Tachkent et Achgabat. Avant l’année dernière, effectuer un simple paiement en Ouzbékistan était une véritable corvée : pour un repas coûtant 72 000 sums ouzbèkes, il fallait sortir pas moins de 50 billets de banque. Il n’y a pas à s’étonner de ce que la plupart des Ouzbeks sachent compter la monnaie à un rythme scandaleusement rapide. Non seulement les billets de banque n’étaient absolument pas adaptés à leur usage (le billet le plus diffusé était celui de 1 000 sums qui s’échangeait officiellement contre 4.210 dollars) mais ils s’échangeaient presque uniquement sur le marché noir. Dans tous les souks du pays, on trouvait des changeurs avec des sacs de cash prêts à échanger des billets de 100 dollars neufs contre des sacs remplis de billets ouzbeks. Alors que la sum ouzbek s’échangeait à la banque à un taux d’environ 4 000 pour 1 dollar, les changeurs illicites des souks pouvaient vendre pour plus de 7 000 sums contre 1 dollar.

Cet écart, résultat du taux de change fixe imposé agressivement par l’ancien président, a causé de nombreux problèmes à l’Ouzbékistan et à sa population. L’Ouzbékistan s’est notamment trouvé exclu du secteur bancaire international et les officiels qui contrôlaient le flux de monnaie forte se sont enrichis alors que le peuple s’appauvrissait. Cependant, les choses s’améliorent. L’année dernière, le président réformateur Shavkat Mirziyoyev détruisit efficacement le marché noir en abaissant le taux de change sous celui du marché noir : les changeurs illégaux disparurent presque en une nuit et les produits importés sont devenus de nouveaux accessibles.

À Achgabat, cependant, le chemin suivi est tout à fait différent. La chute des prix du gaz en 2014 a secoué le pays mais, plutôt que de procéder à une dévaluation de leur monnaie, le manat, ils ont fixé le taux de change et lutté contre les importations illégales. Bien entendu, le marché noir est aujourd’hui florissant. Aujourd’hui, le dollar s’achète 3.5 manats officiellement mais 15 au marché noir. Comme en Ouzbékistan, les réseaux des officiels leur permettent de s’enrichir sur cette disparité de taux de change.

Le change ouzbèke, longtemps fixé à un taux artificiellement élevé, a appauvri le pays et l’a isolé sur la scène internationale, décourageant fortement les investissements étrangers. Le Turkménistan, qui souhaite augmenter ses investissements dans le secteur des hydrocarbures, ferait bien d’apprendre des erreurs de son voisin.
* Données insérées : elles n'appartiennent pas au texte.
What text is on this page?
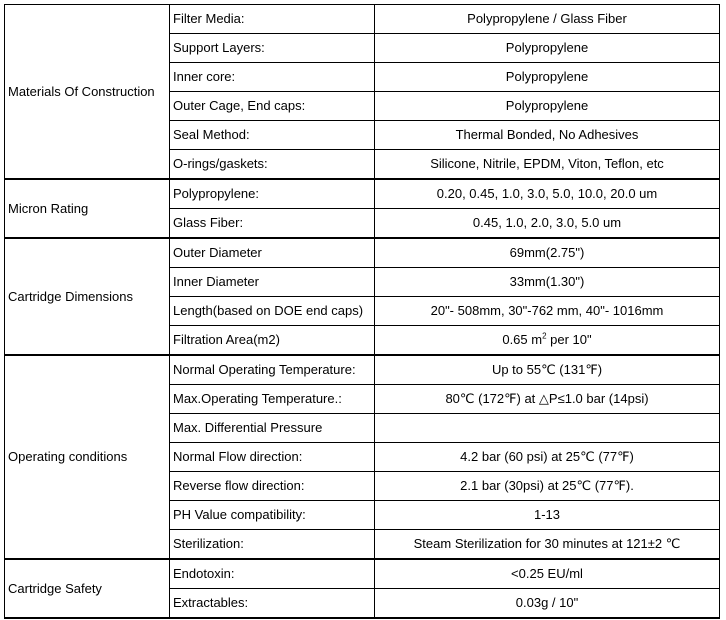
Materials Of Construction	Filter Media:	Polypropylene / Glass Fiber
	Support Layers:	Polypropylene
	Inner core:	Polypropylene
	Outer Cage, End caps:	Polypropylene
	Seal Method:	Thermal Bonded, No Adhesives
	O-rings/gaskets:	Silicone, Nitrile, EPDM, Viton, Teflon, etc
Micron Rating	Polypropylene:	0.20, 0.45, 1.0, 3.0, 5.0, 10.0, 20.0 um
	Glass Fiber:	0.45, 1.0, 2.0, 3.0, 5.0 um
Cartridge Dimensions	Outer Diameter	69mm(2.75")
	Inner Diameter	33mm(1.30")
	Length(based on DOE end caps)	20"- 508mm, 30"-762 mm, 40"- 1016mm
	Filtration Area(m2)	0.65 $m^2$ per 10"
Operating conditions	Normal Operating Temperature:	Up to 55℃ (131℉)
	Max.Operating Temperature.:	80℃ (172℉) at △P≤1.0 bar (14psi)
	Max. Differential Pressure	
	Normal Flow direction:	4.2 bar (60 psi) at 25℃ (77℉)
	Reverse flow direction:	2.1 bar (30psi) at 25℃ (77℉).
	PH Value compatibility:	1-13
	Sterilization:	Steam Sterilization for 30 minutes at 121±2 ℃
Cartridge Safety	Endotoxin:	<0.25 EU/ml
	Extractables:	0.03g / 10"
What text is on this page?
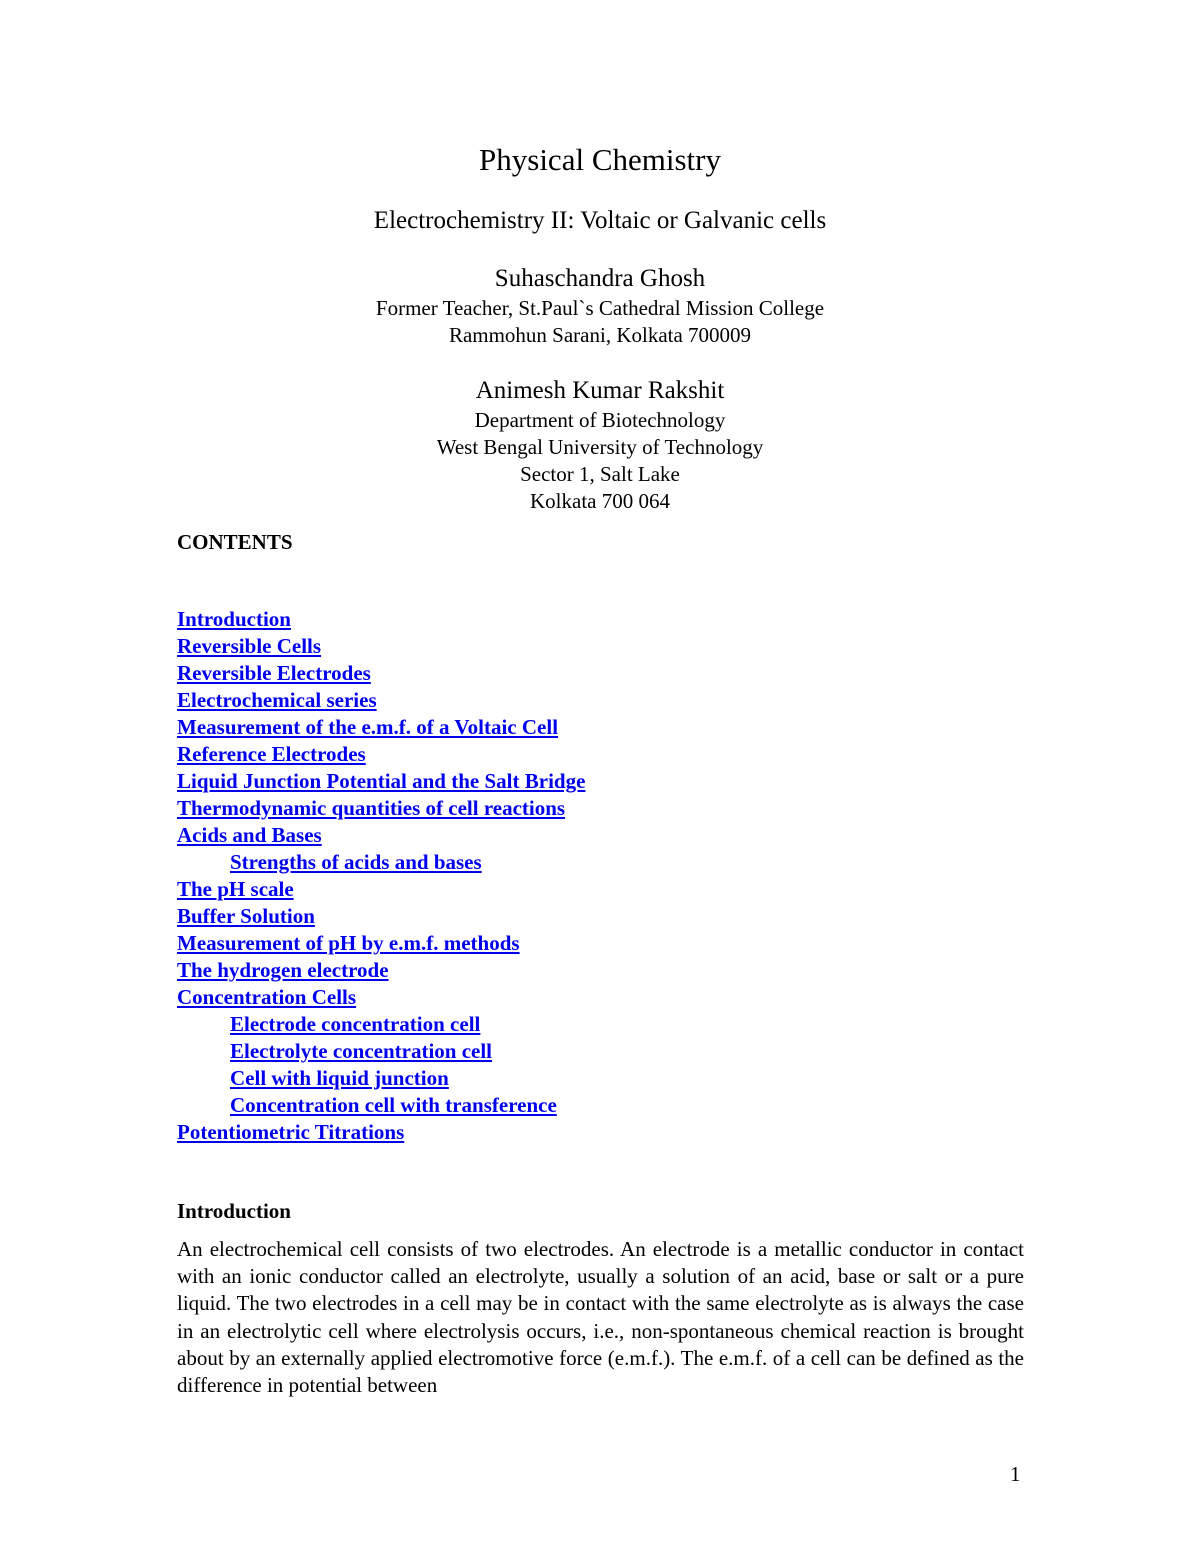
Physical Chemistry
Electrochemistry II: Voltaic or Galvanic cells

Suhaschandra Ghosh

Former Teacher, St.Paul`s Cathedral Mission College

Rammohun Sarani, Kolkata 700009

Animesh Kumar Rakshit

Department of Biotechnology

West Bengal University of Technology

Sector 1, Salt Lake

Kolkata 700 064

CONTENTS

Introduction
Reversible Cells
Reversible Electrodes
Electrochemical series
Measurement of the e.m.f. of a Voltaic Cell
Reference Electrodes
Liquid Junction Potential and the Salt Bridge
Thermodynamic quantities of cell reactions
Acids and Bases
Strengths of acids and bases
The pH scale
Buffer Solution
Measurement of pH by e.m.f. methods
The hydrogen electrode
Concentration Cells
Electrode concentration cell
Electrolyte concentration cell
Cell with liquid junction
Concentration cell with transference
Potentiometric Titrations

Introduction

An electrochemical cell consists of two electrodes. An electrode is a metallic conductor in contact with an ionic conductor called an electrolyte, usually a solution of an acid, base or salt or a pure liquid. The two electrodes in a cell may be in contact with the same electrolyte as is always the case in an electrolytic cell where electrolysis occurs, i.e., non-spontaneous chemical reaction is brought about by an externally applied electromotive force (e.m.f.). The e.m.f. of a cell can be defined as the difference in potential between

1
Malheureusement, rien ne laisse présager qu’il le fera.

Perspectives :

  • Le gouvernement turkmène n’a jamais pratiqué les annonces prévues longtemps à l’avance. Le gouvernement pourra-t-il empêcher les difficultés économiques de se muer en agitation populaire ? À long terme, le problème de la devise exacerbera les problèmes sous-jacents du Turkménistan.
  • Les investissements étrangers en Ouzbékistan reprennent, particulièrement en provenance de la Chine. Le gouvernement encourage l’investissement étranger et espère qu’une grande multinationale américaine ou européenne y ouvre une boutique qui sera le signe que ce pays son marché s’ouvre enfin.

Sources :

  1. Uzbekistan’s Black-Market Traders Brace For The Worst As Currency Reforms Take Effect, RFE/RL, 4 septembre 2017.
  2. Нелегальный курс доллара в Туркменистане превысил 16 манатов, RFE/RL, 25 avril 2018.
  3. Turkmenistan tightens fx regulations as black market flourishes, Reuters, 14 décembre 2017.